Just for clarity, this is the specific formulation I am referring to.
$K$: $\Box(p\to q)\to(\Box p\to\Box q)$
Naturally, we might consider the converse of this statement:
$K'$: $(\Box p\to\Box q)\to\Box(p\to q)$
The question is simple. Given $K$, does $K'$ follow? An accompanying proof of the answer would be greatly appreciated.
$K$ does not imply $K'$; indeed, I can't think of a reasonable system which does include $K'$, which doesn't trivialize the modality.
Think of a Kripke frame with three worlds $a, b, c$ where
$a$ sees all three worlds,
neither $b$ nor$c$ see any worlds, and
$b\models p\wedge\neg q$, $c\models q\wedge\neg p$.

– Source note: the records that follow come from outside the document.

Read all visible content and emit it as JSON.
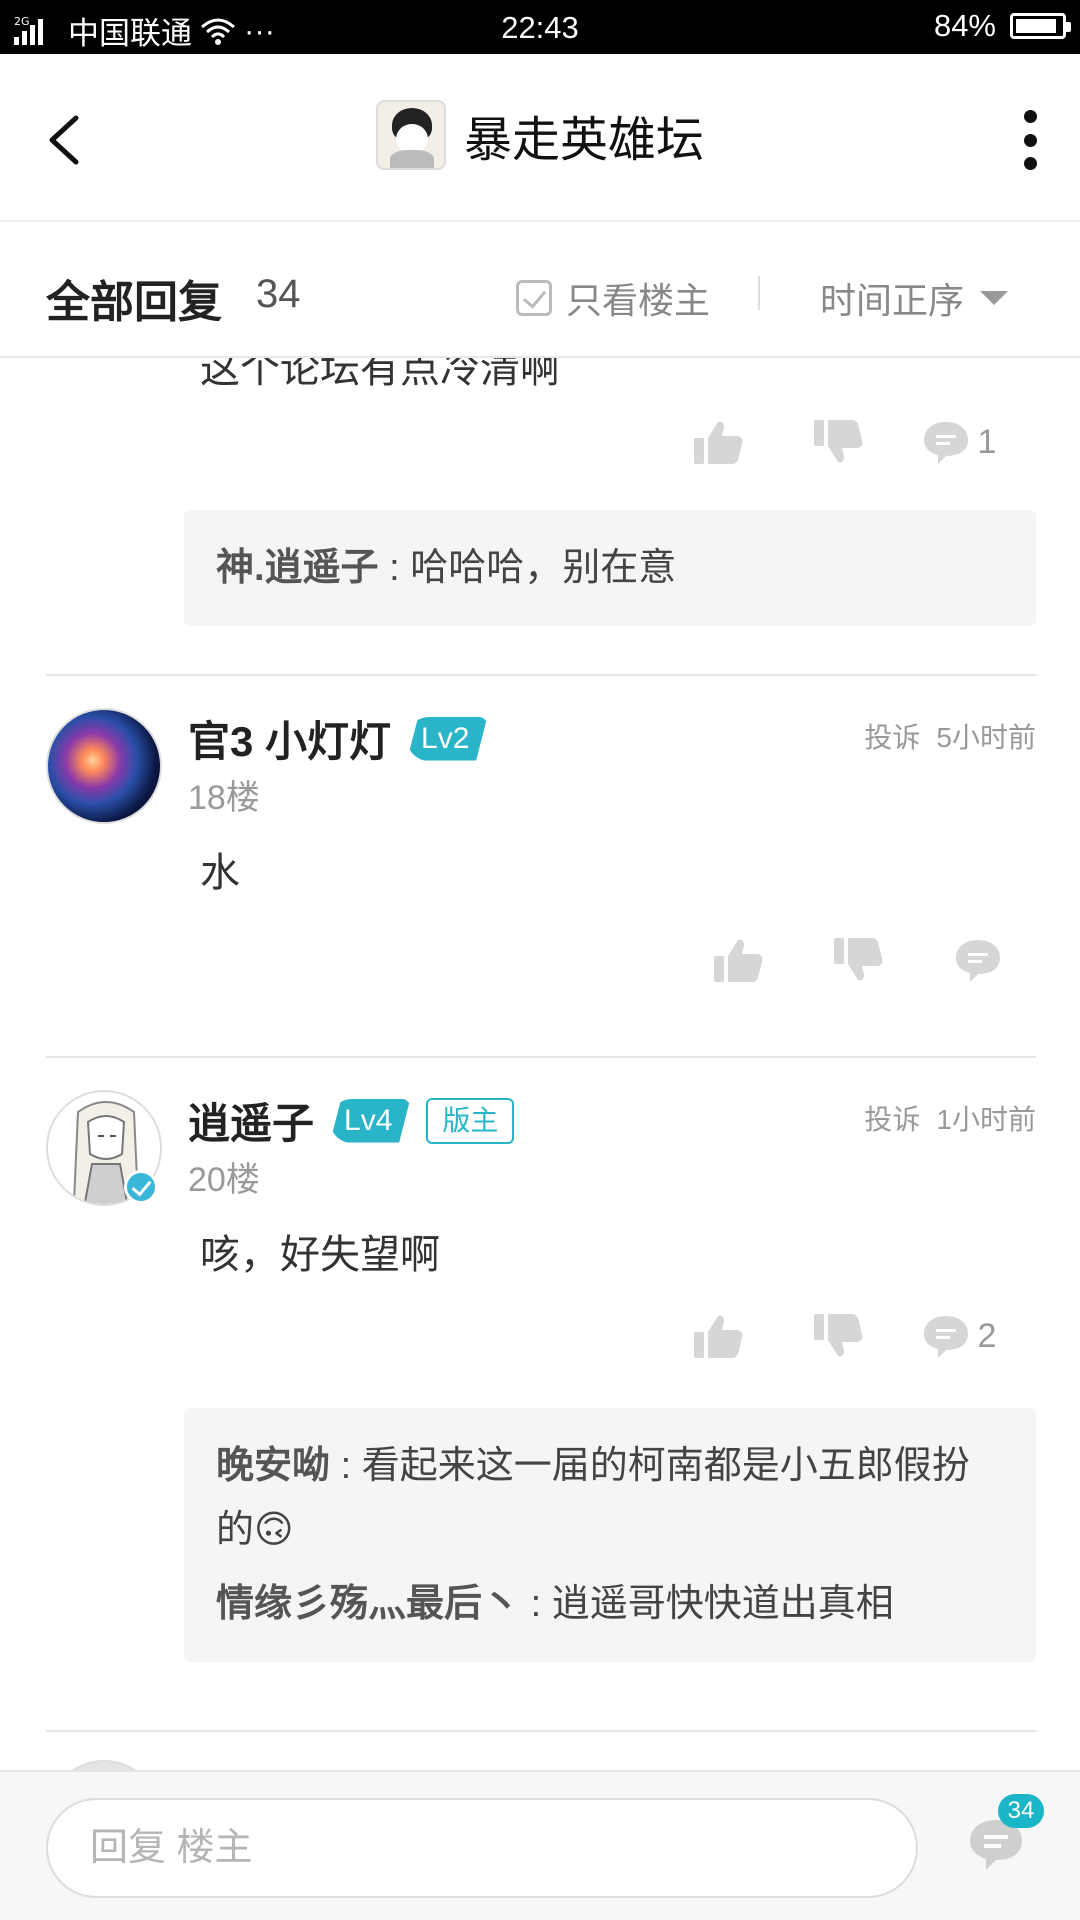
{
  "status_bar": {
    "network": "2G",
    "carrier": "中国联通",
    "dots": "···",
    "time": "22:43",
    "battery": "84%",
    "battery_level": 0.84
  },
  "header": {
    "forum_name": "暴走英雄坛",
    "icons": {
      "back": "back-arrow-icon",
      "more": "more-vertical-icon",
      "logo": "forum-logo"
    }
  },
  "reply_bar": {
    "title": "全部回复",
    "count": "34",
    "only_op_label": "只看楼主",
    "sort_label": "时间正序"
  },
  "posts": [
    {
      "partial_text": "这个论坛有点冷清啊",
      "actions": {
        "like": "",
        "dislike": "",
        "comment_count": "1"
      },
      "sub_replies": [
        {
          "author": "神.逍遥子",
          "sep": " : ",
          "text": "哈哈哈，别在意"
        }
      ]
    },
    {
      "author": "官3 小灯灯",
      "level": "Lv2",
      "report": "投诉",
      "time": "5小时前",
      "floor": "18楼",
      "body": "水",
      "actions": {
        "comment_count": ""
      }
    },
    {
      "author": "逍遥子",
      "level": "Lv4",
      "role_badge": "版主",
      "report": "投诉",
      "time": "1小时前",
      "floor": "20楼",
      "body": "咳，好失望啊",
      "actions": {
        "comment_count": "2"
      },
      "sub_replies": [
        {
          "author": "晚安呦",
          "sep": " : ",
          "text": "看起来这一届的柯南都是小五郎假扮的",
          "emoji": "🙃"
        },
        {
          "author": "情缘彡殇灬最后丶",
          "sep": " : ",
          "text": "逍遥哥快快道出真相"
        }
      ]
    }
  ],
  "bottom_bar": {
    "input_placeholder": "回复  楼主",
    "comment_badge": "34"
  }
}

$K$ is true in this frame, but $K'$ is not: "$\Box p\rightarrow\Box q$" is true at $a$ (since $\Box p$ is false at $a$), but "$\Box(p\rightarrow q)$" is false at $a$ (since $a$ sees $b$ and $b\models\neg(p\rightarrow q)$).

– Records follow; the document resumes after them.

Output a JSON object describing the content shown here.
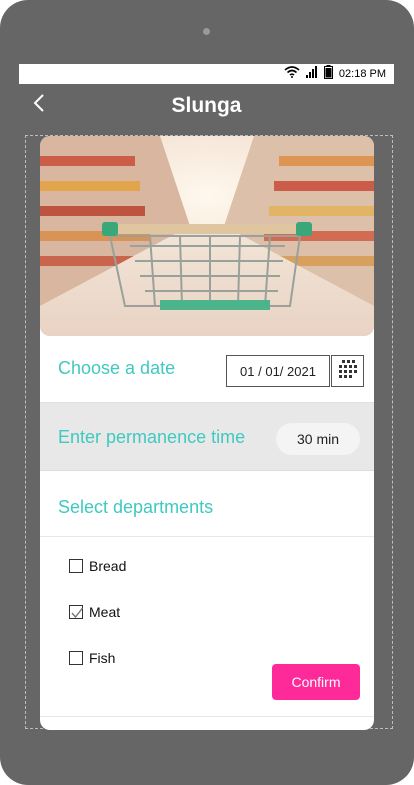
{
  "status_bar": {
    "time": "02:18 PM",
    "icons": [
      "wifi-icon",
      "signal-icon",
      "battery-icon"
    ]
  },
  "app_bar": {
    "title": "Slunga",
    "back_icon": "back-chevron-icon"
  },
  "hero_image": {
    "description_icon": "shopping-cart-aisle-image"
  },
  "date_row": {
    "label": "Choose a date",
    "value": "01 / 01/ 2021",
    "calendar_icon": "calendar-grid-icon"
  },
  "time_row": {
    "label": "Enter permanence time",
    "value": "30 min"
  },
  "departments_row": {
    "label": "Select departments"
  },
  "departments": [
    {
      "label": "Bread",
      "checked": false
    },
    {
      "label": "Meat",
      "checked": true
    },
    {
      "label": "Fish",
      "checked": false
    }
  ],
  "confirm_button": {
    "label": "Confirm"
  },
  "colors": {
    "accent_teal": "#3fc9c0",
    "confirm_pink": "#ff2a9a",
    "device_frame": "#666666"
  }
}
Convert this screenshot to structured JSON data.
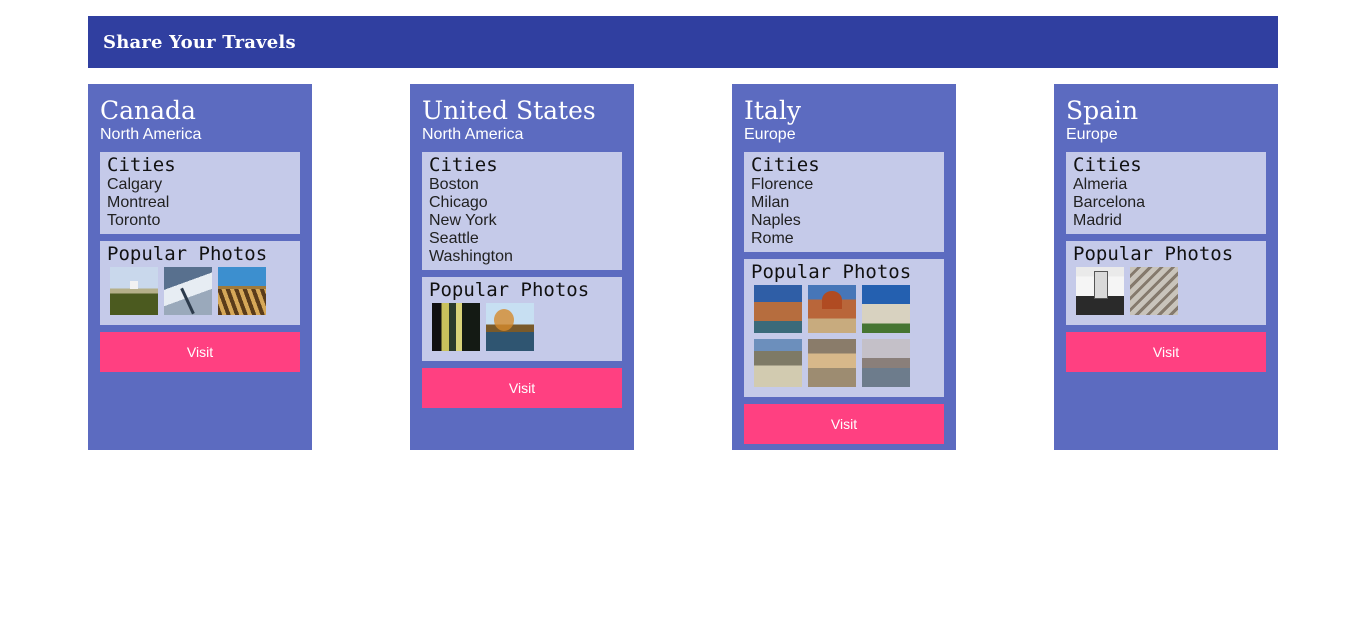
{
  "header": {
    "title": "Share Your Travels"
  },
  "countries": [
    {
      "name": "Canada",
      "continent": "North America",
      "cities_heading": "Cities",
      "cities": [
        "Calgary",
        "Montreal",
        "Toronto"
      ],
      "photos_heading": "Popular Photos",
      "photos": [
        "field-photo",
        "snow-photo",
        "dock-photo"
      ],
      "visit_label": "Visit"
    },
    {
      "name": "United States",
      "continent": "North America",
      "cities_heading": "Cities",
      "cities": [
        "Boston",
        "Chicago",
        "New York",
        "Seattle",
        "Washington"
      ],
      "photos_heading": "Popular Photos",
      "photos": [
        "tower-photo",
        "lake-photo"
      ],
      "visit_label": "Visit"
    },
    {
      "name": "Italy",
      "continent": "Europe",
      "cities_heading": "Cities",
      "cities": [
        "Florence",
        "Milan",
        "Naples",
        "Rome"
      ],
      "photos_heading": "Popular Photos",
      "photos": [
        "venice-photo",
        "duomo-photo",
        "pisa-photo",
        "plaza-photo",
        "rome-photo",
        "canal-photo"
      ],
      "visit_label": "Visit"
    },
    {
      "name": "Spain",
      "continent": "Europe",
      "cities_heading": "Cities",
      "cities": [
        "Almeria",
        "Barcelona",
        "Madrid"
      ],
      "photos_heading": "Popular Photos",
      "photos": [
        "palace-photo",
        "arch-photo"
      ],
      "visit_label": "Visit"
    }
  ],
  "colors": {
    "header_bg": "#303fa0",
    "card_bg": "#5c6bc0",
    "panel_bg": "#c5cae9",
    "visit_bg": "#ff4081"
  }
}
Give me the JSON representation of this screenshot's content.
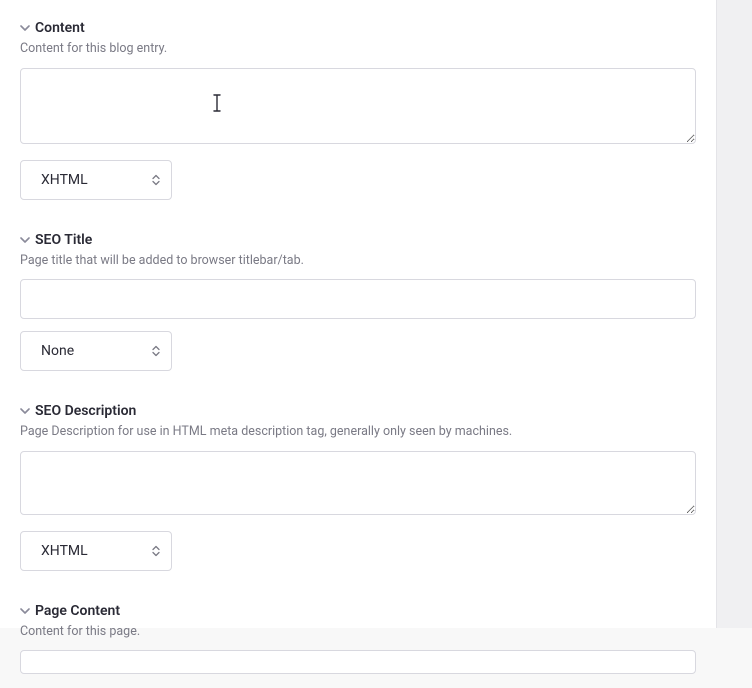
{
  "sections": {
    "content": {
      "title": "Content",
      "description": "Content for this blog entry.",
      "value": "",
      "format": "XHTML"
    },
    "seoTitle": {
      "title": "SEO Title",
      "description": "Page title that will be added to browser titlebar/tab.",
      "value": "",
      "format": "None"
    },
    "seoDescription": {
      "title": "SEO Description",
      "description": "Page Description for use in HTML meta description tag, generally only seen by machines.",
      "value": "",
      "format": "XHTML"
    },
    "pageContent": {
      "title": "Page Content",
      "description": "Content for this page.",
      "value": ""
    }
  }
}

EDIT: It's not hard to pin down exactly what Kripke frames validate $K'$: they are the frames in which each world sees at most one world (possibly itself).
Showing that such frames verify $K'$ is easy. If a world $a$ sees no worlds, then we trivially have $a\models\Box (p\implies q)$; conversely, if $aRb$ and $a$ sees no worlds besides $b$, then "$a\models \Box t$" is the same as "$b\models t$," so $K'$ holds at $a$ since $(p\implies q)\implies (p\implies q)$ holds at $b$.
Conversely, set $p=\neg q$ in $K'$, and note that $K'$ tells us in particular that if $\neg\Box p$ then $\Box (p\implies q)$ - which in our case translates to $(\Diamond q)\implies(\Box q)$ (since "$\neg\Box \neg$"="$\Diamond$" and "$\neg q\implies q$"="$q$"). So every frame validating $K'$ also validates the "trivialization" principle $$(*)\quad(\Diamond q)\implies (\Box q).$$ But this statement clearly implies that in such a frame, no world sees more than one world (if $aRb, aRc,$ and $b\not=c$, set $q$ true at $b$ so that $a\models\Diamond q$ and set $q$ false at $c$ so that $a\models\neg\Box q$).
Note that we've in fact shown that in Kripke frames, validating $K'$ is the same as validating $(*)$. I don't know off the top of my head what the weakest modal system $X$ is such that $X+(*)$ is equivalent to $X+K'$, but I suspect it's quite weak.